Nuestra Cocina's Slabtown Food Cart Is Serving Very Fine Street Tacos

Frogtown Tacos is a gift to Northwest Portland.

I know I'm not the only one who feels taunted by the food cart in front of Taqueria Nueve just south of Southeast Stark Street. After a long-delayed opening, it serves lunch only in unreliable fits and starts—a brisket-taco dream constantly deferred.

Well, we've got a new sidecart now.

Nuestra Cocina—the decade-old Division Street Mexican restaurant that's likely still the city's finest—is running a terrific taco cart in Slabtown called Frogtown Tacos, named after the tiny L.A. neighborhood. It's been open for five months, half as long as T9 has been promising al pastor.

As a business plan, the Frogtown cart is Nueve's opposite. Conceived as a temporary pop-up to benefit a family member in legal trouble, it instead operates with heartening consistency.

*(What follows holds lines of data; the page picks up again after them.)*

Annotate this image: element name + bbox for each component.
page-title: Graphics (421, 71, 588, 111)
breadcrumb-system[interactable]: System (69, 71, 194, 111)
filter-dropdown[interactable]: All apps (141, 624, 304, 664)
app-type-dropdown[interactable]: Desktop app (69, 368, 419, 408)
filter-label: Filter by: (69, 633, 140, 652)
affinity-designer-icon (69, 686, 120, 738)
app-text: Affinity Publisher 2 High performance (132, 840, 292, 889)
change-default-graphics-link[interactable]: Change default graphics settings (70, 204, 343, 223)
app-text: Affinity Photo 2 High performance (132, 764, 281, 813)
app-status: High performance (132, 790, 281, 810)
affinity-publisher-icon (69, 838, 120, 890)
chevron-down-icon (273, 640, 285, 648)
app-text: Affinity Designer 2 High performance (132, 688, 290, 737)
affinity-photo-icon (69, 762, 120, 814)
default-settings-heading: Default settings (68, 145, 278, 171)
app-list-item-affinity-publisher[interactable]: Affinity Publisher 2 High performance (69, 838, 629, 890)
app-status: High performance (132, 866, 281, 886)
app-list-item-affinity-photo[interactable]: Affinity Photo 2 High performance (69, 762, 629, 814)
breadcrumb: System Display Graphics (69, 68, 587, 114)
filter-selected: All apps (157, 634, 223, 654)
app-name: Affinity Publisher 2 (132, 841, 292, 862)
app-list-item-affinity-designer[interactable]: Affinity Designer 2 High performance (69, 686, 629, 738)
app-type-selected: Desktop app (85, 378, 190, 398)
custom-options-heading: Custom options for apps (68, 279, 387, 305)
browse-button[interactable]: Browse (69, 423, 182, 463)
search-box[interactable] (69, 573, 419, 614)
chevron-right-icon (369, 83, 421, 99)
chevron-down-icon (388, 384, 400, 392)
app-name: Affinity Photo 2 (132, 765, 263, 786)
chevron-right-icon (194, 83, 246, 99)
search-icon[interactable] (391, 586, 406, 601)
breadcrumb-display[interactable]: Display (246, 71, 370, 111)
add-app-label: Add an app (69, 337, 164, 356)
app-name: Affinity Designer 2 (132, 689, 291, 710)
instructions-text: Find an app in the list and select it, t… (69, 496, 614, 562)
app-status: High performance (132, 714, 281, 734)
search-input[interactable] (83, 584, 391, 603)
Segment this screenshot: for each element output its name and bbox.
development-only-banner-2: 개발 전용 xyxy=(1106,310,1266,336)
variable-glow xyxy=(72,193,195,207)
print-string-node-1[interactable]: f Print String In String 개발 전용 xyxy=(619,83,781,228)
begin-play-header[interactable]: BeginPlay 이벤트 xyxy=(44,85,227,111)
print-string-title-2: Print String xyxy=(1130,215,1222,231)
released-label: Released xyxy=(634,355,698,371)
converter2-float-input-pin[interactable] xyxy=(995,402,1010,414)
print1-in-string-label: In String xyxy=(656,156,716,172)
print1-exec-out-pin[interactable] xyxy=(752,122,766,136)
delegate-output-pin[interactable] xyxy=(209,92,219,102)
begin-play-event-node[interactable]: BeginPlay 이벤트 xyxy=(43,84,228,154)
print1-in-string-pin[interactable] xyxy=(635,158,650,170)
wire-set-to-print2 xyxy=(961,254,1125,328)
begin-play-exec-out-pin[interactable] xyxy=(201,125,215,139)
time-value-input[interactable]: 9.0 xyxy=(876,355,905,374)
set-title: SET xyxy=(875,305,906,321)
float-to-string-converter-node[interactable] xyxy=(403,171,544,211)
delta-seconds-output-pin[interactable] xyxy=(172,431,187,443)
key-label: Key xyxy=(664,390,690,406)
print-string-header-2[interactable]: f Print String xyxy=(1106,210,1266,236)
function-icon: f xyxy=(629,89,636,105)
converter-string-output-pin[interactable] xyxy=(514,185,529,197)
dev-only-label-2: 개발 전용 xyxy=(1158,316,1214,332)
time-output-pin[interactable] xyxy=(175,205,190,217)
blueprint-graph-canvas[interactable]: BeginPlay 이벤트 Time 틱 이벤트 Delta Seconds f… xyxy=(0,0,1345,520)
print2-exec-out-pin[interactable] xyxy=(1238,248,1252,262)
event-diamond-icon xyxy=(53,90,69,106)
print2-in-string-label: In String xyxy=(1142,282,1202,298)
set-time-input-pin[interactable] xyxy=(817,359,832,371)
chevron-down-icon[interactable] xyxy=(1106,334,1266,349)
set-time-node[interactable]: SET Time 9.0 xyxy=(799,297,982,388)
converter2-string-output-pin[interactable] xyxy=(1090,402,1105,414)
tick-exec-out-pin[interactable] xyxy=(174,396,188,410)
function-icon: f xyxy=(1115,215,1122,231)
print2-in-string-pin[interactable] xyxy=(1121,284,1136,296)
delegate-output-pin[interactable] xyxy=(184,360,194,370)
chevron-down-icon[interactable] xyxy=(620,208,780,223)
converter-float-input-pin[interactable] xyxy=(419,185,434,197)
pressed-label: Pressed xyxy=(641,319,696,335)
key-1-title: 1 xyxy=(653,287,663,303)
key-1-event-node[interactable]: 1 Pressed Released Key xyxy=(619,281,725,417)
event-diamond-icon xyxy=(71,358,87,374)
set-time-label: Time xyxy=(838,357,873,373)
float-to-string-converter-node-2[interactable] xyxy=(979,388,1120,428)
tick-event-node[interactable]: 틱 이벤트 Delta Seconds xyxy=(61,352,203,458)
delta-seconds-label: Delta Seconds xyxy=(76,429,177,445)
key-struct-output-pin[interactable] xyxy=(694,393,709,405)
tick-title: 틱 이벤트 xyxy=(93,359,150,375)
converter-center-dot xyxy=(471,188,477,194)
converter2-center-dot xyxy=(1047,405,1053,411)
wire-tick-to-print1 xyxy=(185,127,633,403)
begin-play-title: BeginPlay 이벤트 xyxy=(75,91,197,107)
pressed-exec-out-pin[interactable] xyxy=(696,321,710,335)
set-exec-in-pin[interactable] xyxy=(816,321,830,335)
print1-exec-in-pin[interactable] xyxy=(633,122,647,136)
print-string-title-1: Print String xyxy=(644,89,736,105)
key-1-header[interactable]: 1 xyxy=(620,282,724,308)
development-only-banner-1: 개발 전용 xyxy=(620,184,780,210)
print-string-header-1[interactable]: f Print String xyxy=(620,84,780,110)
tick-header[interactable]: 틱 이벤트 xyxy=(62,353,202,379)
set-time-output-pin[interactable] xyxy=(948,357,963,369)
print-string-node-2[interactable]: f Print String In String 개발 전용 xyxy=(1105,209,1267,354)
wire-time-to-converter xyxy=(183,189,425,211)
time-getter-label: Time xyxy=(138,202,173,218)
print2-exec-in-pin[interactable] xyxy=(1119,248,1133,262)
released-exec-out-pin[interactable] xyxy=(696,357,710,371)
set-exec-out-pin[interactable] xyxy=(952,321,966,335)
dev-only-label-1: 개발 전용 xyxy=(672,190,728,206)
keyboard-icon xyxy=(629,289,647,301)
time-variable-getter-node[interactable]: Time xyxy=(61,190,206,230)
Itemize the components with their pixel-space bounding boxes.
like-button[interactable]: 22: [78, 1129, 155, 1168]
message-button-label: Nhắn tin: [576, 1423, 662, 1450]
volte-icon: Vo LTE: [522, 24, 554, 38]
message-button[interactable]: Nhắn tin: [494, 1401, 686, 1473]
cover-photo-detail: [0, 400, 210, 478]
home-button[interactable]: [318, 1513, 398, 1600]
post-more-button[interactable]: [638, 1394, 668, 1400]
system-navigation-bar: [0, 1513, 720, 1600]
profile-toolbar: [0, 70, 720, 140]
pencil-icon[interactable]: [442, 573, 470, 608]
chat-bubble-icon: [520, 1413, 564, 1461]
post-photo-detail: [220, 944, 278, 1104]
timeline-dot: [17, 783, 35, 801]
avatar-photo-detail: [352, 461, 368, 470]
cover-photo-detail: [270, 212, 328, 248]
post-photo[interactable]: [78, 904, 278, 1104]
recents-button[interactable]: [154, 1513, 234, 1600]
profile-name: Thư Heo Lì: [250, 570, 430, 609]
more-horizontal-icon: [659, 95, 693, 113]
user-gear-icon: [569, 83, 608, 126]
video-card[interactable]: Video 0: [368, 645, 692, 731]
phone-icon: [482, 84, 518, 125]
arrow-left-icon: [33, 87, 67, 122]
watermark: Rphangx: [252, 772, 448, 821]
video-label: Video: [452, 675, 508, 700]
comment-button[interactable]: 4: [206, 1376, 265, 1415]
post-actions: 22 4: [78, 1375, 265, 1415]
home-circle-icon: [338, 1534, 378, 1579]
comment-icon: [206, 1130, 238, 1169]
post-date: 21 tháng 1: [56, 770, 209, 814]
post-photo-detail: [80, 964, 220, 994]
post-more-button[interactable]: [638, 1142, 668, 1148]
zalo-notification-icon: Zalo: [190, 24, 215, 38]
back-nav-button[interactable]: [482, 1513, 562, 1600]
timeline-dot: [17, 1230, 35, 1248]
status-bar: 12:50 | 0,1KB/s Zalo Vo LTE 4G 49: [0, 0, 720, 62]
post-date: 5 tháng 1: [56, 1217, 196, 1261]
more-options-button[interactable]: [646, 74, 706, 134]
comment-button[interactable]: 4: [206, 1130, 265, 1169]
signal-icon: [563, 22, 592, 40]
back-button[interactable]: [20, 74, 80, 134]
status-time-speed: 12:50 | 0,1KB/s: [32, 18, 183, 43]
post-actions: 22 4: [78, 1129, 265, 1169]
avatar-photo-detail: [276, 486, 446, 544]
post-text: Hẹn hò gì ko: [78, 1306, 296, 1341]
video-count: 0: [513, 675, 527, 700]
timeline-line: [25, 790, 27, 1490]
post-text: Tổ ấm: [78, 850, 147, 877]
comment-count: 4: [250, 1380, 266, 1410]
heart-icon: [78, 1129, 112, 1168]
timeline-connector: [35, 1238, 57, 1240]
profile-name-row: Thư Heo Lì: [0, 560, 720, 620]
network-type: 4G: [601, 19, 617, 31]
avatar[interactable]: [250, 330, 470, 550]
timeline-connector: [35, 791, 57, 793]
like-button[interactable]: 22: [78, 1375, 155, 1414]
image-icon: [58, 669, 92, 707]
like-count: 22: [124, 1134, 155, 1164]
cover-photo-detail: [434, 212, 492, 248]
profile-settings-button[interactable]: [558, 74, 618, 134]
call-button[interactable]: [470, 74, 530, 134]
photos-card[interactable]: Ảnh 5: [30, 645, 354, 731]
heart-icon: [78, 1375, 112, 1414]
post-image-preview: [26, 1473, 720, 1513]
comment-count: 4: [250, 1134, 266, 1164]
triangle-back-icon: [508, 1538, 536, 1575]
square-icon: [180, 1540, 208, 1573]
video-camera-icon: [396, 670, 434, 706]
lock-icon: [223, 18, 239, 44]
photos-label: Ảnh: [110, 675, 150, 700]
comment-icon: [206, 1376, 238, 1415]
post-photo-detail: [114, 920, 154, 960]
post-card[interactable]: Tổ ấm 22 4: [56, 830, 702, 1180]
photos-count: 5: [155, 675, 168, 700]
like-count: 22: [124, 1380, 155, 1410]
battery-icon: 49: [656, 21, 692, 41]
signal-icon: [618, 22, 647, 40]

It's open every weekday for lunch, with a steady line of construction workers and firemen alongside fashionable graphic designers and pale-faced engineers wounded by each blush of sun.

Frogtown Tacos (Henry Cromett)

Cocina co-owners Benjamin Gonzales and Shannon Dooley-Gonzales have a friend with a house there, it turns out, and so the cart operates under the second-story deck, serving up street tacos for the same $3 as the very cheapest ones at gringo favorite Por Que No. Except these tacos are heaped generously with lovely meat and garnish on fresh, handmade tortillas; two handily satisfy a light appetite, and three will stuff you.

And they're goddamn gold.

Among the six-deep menu, my favorite is the lovely Yucatecan-style cochinita pibil, its rich and smoky pulled pork brightened with beautifully acidic habanero-lime salsa and just-crisp pickled onion.

Frogtown Tacos (Henry Cromett)

But the vegan nopales taco is equally savory and acidic, umamified with mushroom under a salsa made with roasted tomato and serrano. That same tomato-rich ranchera spices up the carne asada taco. The pollo pibil and chorizo verde come with a piquant chile de arbol that stabs the tongue with lancing heat, then massages it with warm depth.

Only the pork adobada cecina—diced thin, and too thin on flavor—was a disappointment.

As a bonus, the cart is located across the street from the Altitude Mt. Hood Meadows store, which has a still-secret bar with two taps—most recently Barley Brown's Pallet Jack and Pfriem IPA for $5 apiece. It's a guilt-free spot for a cheeky lunchtime pint, and they don't mind if you bring your tacos.